El octogenario que fue torturado en Palazuelos de Villadiego por una banda de ladrones permanece hospitalizado, 2 meses y medio después del brutal robo. Francisco M. sufrió quemaduras en un 17% de su cuerpo y varias fracturas de huesos, fundamentalmente en el rostro, después de ser rociado con un líquido por sus asaltantes, que fueron enviados a prisión tras ser arrestados por la Guardia Civil en Vizcaya.
La víctima ingresó en la Unidad de Quemados del Hospital Río Hortega de Valladolid en estado de extrema gravedad. Los facultativos, con la ayuda del departamento de Cirugía Maxilofacial, lograron una cierta mejoría que ha permitido su traslado al Hospital General Yagüe de Burgos, donde prosigue su lenta recuperación.
El Juzgado de Instrucción número 2 de Burgos se encarga de las investigaciones del suceso, por el que están encarcelados desde el 2 de diciembre 5 ciudadanos rumanos, R.A. de 25 años, L.I. de 27, C.L. de 28, I.X. de 30 años y E.I. de 46. Se les imputan los delitos de robo con violencia e intimidación, lesiones, detención ilegal y robo con fuerza. Uno de ellos había trabajado para la víctima como miembro de una cuadrilla de obreros y residido en una casa de su propiedad.
Su defensa presentó un recurso ante la Audiencia Provincial en el que solicitó que se levantase la prisión provisional, alegando que de los 5 solo 3 accedieron al interior de la vivienda, desconociendo el resto la actuación de sus compañeros, por lo que no se les puede hacer coautores de los delitos de detención ilegal y lesiones.

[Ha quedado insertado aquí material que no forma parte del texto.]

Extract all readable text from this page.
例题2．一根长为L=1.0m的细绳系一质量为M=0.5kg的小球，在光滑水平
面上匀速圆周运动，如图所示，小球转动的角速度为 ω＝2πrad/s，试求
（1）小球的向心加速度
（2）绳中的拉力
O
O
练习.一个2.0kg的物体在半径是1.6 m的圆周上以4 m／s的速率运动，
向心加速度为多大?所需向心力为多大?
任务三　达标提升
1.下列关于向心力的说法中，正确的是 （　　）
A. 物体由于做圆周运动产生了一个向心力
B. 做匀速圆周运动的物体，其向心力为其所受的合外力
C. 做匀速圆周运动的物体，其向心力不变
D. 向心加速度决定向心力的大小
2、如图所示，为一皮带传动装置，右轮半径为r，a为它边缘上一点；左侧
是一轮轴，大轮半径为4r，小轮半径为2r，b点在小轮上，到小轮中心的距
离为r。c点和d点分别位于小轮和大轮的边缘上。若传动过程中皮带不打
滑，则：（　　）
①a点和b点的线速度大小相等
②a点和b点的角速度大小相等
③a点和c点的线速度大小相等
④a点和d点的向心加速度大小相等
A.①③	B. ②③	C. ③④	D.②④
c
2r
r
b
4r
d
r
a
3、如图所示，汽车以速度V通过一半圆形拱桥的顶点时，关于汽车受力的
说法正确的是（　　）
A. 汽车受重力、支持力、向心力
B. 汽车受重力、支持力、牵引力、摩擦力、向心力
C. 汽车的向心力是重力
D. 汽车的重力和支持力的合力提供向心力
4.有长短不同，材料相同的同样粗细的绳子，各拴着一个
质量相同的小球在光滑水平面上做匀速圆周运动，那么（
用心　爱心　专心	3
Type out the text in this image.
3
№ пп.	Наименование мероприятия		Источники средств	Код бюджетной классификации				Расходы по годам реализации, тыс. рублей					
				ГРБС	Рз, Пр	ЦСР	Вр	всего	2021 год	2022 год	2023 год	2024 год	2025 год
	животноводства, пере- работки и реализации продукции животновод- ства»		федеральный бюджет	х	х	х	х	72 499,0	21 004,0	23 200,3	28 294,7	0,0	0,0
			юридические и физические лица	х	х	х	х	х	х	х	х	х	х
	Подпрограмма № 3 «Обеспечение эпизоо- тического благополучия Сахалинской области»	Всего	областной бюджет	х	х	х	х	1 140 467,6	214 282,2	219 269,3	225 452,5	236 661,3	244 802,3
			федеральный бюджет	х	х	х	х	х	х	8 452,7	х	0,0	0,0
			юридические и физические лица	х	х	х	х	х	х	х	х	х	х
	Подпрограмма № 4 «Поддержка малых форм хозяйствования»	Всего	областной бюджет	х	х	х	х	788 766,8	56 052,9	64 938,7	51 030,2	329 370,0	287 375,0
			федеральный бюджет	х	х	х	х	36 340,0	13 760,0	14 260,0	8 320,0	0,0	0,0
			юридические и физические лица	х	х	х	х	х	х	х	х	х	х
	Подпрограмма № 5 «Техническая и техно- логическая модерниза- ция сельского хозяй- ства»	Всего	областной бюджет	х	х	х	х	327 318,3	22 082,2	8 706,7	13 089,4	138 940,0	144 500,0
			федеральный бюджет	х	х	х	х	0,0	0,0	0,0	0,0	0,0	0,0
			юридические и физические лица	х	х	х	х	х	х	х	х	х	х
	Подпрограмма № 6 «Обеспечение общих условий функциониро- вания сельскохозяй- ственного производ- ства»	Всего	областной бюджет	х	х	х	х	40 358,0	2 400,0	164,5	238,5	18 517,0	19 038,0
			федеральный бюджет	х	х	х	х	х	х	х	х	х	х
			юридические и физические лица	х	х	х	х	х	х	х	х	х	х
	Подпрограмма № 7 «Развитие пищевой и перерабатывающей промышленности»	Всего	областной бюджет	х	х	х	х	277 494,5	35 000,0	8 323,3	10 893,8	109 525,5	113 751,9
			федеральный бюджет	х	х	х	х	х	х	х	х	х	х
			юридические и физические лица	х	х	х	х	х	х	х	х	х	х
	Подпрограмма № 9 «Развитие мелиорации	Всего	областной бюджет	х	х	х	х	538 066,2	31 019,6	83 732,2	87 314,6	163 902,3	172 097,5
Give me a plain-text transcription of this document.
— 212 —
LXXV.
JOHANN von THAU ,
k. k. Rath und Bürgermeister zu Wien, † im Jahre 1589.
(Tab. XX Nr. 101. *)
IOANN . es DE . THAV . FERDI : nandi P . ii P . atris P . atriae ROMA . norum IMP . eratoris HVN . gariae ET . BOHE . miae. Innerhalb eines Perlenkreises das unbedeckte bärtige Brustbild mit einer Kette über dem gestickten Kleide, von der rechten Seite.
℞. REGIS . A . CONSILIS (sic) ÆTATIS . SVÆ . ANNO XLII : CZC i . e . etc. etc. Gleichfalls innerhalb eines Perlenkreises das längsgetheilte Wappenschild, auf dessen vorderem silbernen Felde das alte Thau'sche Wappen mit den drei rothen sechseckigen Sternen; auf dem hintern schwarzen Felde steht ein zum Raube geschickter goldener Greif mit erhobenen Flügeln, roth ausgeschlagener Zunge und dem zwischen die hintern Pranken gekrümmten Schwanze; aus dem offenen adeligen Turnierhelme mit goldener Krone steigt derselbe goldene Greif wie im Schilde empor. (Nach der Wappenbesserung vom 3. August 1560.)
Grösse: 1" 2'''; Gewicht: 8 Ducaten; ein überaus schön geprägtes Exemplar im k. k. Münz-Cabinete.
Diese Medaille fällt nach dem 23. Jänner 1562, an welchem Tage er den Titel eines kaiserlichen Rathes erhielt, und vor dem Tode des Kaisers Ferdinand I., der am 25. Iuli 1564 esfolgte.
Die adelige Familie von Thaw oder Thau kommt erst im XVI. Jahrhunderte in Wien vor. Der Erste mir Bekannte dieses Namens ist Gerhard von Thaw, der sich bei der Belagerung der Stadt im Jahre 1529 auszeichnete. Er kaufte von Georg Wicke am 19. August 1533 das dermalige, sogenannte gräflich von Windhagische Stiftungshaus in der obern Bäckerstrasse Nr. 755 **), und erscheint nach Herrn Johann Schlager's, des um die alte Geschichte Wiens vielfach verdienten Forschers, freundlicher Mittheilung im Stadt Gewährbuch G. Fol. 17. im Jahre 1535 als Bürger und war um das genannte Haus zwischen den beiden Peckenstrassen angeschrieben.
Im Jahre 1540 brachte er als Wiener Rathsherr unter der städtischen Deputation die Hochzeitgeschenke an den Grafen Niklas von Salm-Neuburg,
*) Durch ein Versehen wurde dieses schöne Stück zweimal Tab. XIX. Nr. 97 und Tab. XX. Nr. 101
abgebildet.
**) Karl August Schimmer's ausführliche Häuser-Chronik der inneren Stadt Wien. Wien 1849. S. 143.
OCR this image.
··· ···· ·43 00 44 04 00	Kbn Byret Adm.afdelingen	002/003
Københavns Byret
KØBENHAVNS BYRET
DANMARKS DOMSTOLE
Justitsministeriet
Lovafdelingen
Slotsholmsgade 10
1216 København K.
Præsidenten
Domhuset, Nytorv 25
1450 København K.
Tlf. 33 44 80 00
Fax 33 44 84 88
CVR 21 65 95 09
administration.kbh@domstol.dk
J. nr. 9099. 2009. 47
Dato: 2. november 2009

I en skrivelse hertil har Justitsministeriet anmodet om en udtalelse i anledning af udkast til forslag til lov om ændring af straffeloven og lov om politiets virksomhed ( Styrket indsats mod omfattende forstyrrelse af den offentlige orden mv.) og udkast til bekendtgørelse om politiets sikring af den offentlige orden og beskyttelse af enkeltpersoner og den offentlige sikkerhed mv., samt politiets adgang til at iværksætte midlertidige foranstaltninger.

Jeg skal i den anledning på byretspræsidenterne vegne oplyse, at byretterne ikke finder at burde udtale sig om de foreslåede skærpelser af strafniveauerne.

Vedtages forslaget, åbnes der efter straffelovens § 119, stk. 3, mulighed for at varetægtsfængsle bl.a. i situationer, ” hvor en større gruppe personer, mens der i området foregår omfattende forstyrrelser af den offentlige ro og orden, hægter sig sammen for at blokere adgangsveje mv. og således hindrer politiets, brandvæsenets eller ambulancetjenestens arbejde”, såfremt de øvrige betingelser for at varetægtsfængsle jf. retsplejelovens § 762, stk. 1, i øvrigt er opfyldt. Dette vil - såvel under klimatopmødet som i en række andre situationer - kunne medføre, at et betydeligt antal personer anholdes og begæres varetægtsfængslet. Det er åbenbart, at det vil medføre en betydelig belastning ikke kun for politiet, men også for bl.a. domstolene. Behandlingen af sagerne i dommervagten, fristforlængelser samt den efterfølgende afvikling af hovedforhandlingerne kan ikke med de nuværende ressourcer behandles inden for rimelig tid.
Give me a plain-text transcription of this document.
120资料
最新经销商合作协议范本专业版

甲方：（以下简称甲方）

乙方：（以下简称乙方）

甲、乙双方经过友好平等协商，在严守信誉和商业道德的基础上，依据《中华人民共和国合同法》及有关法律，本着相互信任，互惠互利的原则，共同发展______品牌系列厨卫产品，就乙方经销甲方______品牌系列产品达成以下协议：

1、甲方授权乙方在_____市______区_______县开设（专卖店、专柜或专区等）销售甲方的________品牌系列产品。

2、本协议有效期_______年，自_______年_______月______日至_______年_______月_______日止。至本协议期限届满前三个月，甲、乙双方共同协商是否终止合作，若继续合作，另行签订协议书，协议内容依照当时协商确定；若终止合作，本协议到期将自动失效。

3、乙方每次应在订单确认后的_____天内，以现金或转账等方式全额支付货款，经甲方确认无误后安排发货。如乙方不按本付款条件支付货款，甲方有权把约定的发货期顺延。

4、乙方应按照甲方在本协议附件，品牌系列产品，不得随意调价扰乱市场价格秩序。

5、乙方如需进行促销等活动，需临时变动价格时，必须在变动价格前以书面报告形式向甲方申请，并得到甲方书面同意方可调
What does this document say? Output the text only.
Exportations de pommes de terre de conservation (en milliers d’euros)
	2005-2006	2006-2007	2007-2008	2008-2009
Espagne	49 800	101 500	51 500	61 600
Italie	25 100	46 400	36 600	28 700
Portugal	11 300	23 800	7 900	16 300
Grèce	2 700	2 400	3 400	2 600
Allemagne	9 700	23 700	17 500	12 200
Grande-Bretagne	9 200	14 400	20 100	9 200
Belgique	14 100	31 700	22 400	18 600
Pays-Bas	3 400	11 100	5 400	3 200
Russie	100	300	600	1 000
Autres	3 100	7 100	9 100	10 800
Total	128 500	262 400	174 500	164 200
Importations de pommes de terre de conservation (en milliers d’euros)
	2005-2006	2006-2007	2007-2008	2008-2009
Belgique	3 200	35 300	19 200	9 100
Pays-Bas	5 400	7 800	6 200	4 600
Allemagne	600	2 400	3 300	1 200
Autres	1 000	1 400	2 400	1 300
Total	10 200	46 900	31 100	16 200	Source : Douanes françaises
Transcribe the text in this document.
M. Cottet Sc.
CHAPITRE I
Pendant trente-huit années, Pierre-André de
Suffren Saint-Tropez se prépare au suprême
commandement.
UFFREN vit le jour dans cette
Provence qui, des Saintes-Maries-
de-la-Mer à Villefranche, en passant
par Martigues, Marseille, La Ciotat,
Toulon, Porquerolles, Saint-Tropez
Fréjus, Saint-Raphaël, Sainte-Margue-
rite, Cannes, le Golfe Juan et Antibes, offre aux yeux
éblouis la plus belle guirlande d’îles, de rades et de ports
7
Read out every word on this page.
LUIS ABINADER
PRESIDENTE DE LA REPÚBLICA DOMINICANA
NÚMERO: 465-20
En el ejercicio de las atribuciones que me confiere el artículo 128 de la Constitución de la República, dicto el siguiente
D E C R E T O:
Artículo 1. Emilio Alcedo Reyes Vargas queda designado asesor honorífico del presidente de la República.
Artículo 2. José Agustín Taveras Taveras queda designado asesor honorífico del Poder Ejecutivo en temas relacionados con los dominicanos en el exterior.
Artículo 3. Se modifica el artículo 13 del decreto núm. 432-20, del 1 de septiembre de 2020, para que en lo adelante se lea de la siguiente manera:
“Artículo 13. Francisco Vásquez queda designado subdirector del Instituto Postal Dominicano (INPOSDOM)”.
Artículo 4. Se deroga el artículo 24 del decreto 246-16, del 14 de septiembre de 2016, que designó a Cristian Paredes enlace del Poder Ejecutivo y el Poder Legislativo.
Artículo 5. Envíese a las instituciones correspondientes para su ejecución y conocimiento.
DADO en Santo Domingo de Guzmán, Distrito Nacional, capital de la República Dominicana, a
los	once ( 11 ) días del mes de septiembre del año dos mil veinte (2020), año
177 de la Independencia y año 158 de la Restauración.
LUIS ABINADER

La Audiencia denegó a finales de diciembre su petición y confirmó la prisión provisional, al entender que será en el juicio oral cuando deba dilucidarse la responsabilidad criminal de cada uno de los sospechosos, tanto de los que entraron en la casa de la víctima como de los que permanecieron fuera, «realizando tareas de vigilancia y espera» del resto.
El magistrado Roger Redondo considera que existen indicios suficientes sobre la participación en el violento robo de los 5 incriminados, «sin olvidar los objetos encontrados en los registros domiciliarios» practicados por la Benemérita en dos localidades de Vizcaya, donde residían. Además, añade el auto, se trata de un hombre de 80 años el que fue «maltratado y atado de pies y manos», hechos que «revisten la gravedad necesaria» para mantener la medida cautelar de prisión.
El asalto se produjo la noche del 14 al 15 de noviembre. Los delincuentes usaron una escalera de la propia víctima para acceder por una ventana de la parte trasera y sorprenderle mientras dormía. Se ensañaron con él, hasta el punto de quemarle los genitales y patearle la cara, para obtener el dinero y las claves de sus tarjetas de crédito, que luego emplearon.
Precisamente fueron esos movimientos bancarios lo que hicieron sospechar a la empleada de la entidad bancaria con la que trabaja Francisco M. Al ver que no respondía en su casa, dio aviso a una vecina de la cercana localidad de Valparaíso que, a su vez, envió a un hijo a la casa de Palazuelos. Este encontró al octogenario, tirado en el suelo cerca de la entrada. Aún estaba en pijama, atado de pies y manos y amordazado. «No se le veían ni los ojos de los golpes», recordaba otro vecino.
Los delincuentes robaron también en otra casa del pueblo y entraron a revolver la iglesia -Francisco tiene la llave como sacristán- sin que la Diócesis haya echado nada en falta.